Calais, a part of the world most of us pass through on our way elsewhere. But John Hillman has discovered a time when for a few unfortunates it represented the end of the road.
Calais is peopled with English slight sinners and heavy debtors, the needy and the greedy, a sort of purgatory for half-condemned souls.
– Harriet ‘Harryo’ Cavendish, later Lady Granville Gower, daughter of Georgiana, Duchess of Devonshire
During the heady days of the Regency the port city of Calais was, although ancient and historical, a pretty unappealing place to live. Not, of course, for the people who had family connections there stretching back generations, but for the numerous English immigrants to be found scratching a living on the hoary old streets of this semi-fortified town this was, quite simply, the only place left available to them.
During the 18th and 19th centuries Calais was a rather curious anomaly. A person fleeing England for legal reasons, most commonly to avoid the horror of debtor’s prison, could live in Calais beyond the reach of English law. However, to leave the town and head into the wide open spaces of Europe they would have required a passport, thus they remained stuck in a sort of strange limbo.
Many Englishmen chose to live the rest of their days in the port of Calais rather than face the consequences of their actions back home, the fashion for high-stakes gambling at the time ensured that there was never a shortage of desperate men looking to escape writs for debt-arrest issued by the tradesmen and bankers once their luck at the gaming tables had run out.
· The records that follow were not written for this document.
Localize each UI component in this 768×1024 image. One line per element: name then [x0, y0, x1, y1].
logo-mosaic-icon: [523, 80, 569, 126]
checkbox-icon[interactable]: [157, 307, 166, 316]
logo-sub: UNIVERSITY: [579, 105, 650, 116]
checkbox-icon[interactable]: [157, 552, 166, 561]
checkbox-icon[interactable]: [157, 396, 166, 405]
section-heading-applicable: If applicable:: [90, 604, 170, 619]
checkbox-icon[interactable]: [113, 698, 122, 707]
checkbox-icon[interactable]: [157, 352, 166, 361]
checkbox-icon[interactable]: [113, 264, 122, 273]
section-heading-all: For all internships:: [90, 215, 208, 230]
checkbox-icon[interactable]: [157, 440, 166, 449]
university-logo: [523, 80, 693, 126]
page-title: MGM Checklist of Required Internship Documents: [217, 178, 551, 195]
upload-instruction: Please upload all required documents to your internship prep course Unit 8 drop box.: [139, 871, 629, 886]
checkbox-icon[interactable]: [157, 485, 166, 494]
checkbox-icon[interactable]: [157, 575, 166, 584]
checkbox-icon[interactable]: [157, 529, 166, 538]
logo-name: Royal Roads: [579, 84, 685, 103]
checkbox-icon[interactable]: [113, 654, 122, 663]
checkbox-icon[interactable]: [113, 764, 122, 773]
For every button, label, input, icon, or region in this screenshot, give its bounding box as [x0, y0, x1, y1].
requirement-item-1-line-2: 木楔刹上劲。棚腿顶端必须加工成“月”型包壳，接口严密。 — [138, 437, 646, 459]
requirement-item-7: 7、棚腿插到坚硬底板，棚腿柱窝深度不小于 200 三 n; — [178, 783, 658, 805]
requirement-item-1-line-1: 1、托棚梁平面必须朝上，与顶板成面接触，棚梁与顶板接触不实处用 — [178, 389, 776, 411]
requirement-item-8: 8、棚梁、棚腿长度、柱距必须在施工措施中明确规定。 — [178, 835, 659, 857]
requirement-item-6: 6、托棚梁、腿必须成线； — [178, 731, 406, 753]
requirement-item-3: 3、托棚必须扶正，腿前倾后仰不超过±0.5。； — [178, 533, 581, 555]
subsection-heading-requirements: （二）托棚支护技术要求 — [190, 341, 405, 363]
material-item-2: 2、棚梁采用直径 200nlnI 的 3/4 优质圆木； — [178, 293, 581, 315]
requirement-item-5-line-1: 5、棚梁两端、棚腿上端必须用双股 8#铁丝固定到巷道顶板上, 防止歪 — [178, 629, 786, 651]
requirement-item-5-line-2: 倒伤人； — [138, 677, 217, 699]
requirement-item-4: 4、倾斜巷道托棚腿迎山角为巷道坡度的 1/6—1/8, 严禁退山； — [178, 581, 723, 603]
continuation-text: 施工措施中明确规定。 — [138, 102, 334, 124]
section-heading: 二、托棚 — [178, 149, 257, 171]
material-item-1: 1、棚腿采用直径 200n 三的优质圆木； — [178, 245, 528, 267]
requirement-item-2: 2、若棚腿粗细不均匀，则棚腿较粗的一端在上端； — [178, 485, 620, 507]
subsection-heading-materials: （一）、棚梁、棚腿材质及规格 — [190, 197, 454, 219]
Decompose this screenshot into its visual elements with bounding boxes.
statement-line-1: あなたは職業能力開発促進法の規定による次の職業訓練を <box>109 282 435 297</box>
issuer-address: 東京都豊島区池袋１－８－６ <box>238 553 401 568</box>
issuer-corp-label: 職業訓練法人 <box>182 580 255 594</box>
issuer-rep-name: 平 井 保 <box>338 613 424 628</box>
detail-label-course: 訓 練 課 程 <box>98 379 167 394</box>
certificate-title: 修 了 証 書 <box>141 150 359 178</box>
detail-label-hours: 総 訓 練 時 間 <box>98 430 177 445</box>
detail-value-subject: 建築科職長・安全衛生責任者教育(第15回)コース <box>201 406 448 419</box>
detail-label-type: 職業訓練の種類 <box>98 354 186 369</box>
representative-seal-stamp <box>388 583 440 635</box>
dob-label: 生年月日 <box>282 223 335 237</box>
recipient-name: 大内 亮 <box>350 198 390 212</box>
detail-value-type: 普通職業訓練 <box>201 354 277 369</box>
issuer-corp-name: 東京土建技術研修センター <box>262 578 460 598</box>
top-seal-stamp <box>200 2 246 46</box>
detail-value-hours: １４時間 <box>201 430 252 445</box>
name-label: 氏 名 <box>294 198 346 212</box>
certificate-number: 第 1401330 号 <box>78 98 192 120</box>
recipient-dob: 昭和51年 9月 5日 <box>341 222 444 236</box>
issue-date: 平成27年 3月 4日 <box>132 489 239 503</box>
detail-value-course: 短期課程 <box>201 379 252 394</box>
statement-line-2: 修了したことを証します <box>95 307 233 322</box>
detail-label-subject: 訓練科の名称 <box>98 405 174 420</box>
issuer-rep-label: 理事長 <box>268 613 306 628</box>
The prospect of spending their lives in jail with no realistic way of ever repaying their debts and gaining freedom was weighed against spending the remainder of their days trapped in a dreary foreign town and, unsurprisingly, the lesser of the two evils usually won.
One of the nation’s most celebrated debtors to have taken this option was George ‘Beau’ Brummell, whose fall from the highest echelons of Regency society to the depths of exile; madness and a slow syphilitic death in penury are the subject of a fascinating account in Beau Brummell, the Ultimate Dandy, by Ian Kelly. The biggest celebrity of his day found himself, like many others, trapped in Calais, forced to walk his dogs along the battlements each day and stare longingly across the English Channel to the land where he once counted the Prince Regent as a close personal friend.
Describing his arrival in Calais Kelly writes:
The place to stay in Calais for debtors on the run and English travellers was Dessin’s Hotel just off the Place des Armes. It was run by a Gascon family who had long profited from English gentry on the first or last leg of Grand Tours, and from distressed gentlefolk like George Brummell who beached themselves first, and often permanently, in Calais.
Dessin’s – Dessein’s – Hotel offered guests a large courtyard and garden, ‘commodious baths’, a small theatre, and even the novel concept of a ‘restaurant’; unheard-of in London in 1816. It was sufficiently regal – and suitably well placed next to the Hotel de Ville – for it to have been used by the returning Bourbon monarch three years earlier for his first address as King Louis XVIII on French soil.
So next time you pass through this city on your way to warmer climes spare a thought for your unfortunate ancestral countrymen, condemned to a semi-existence in a small French town so few, yet so very many, miles from a place called home.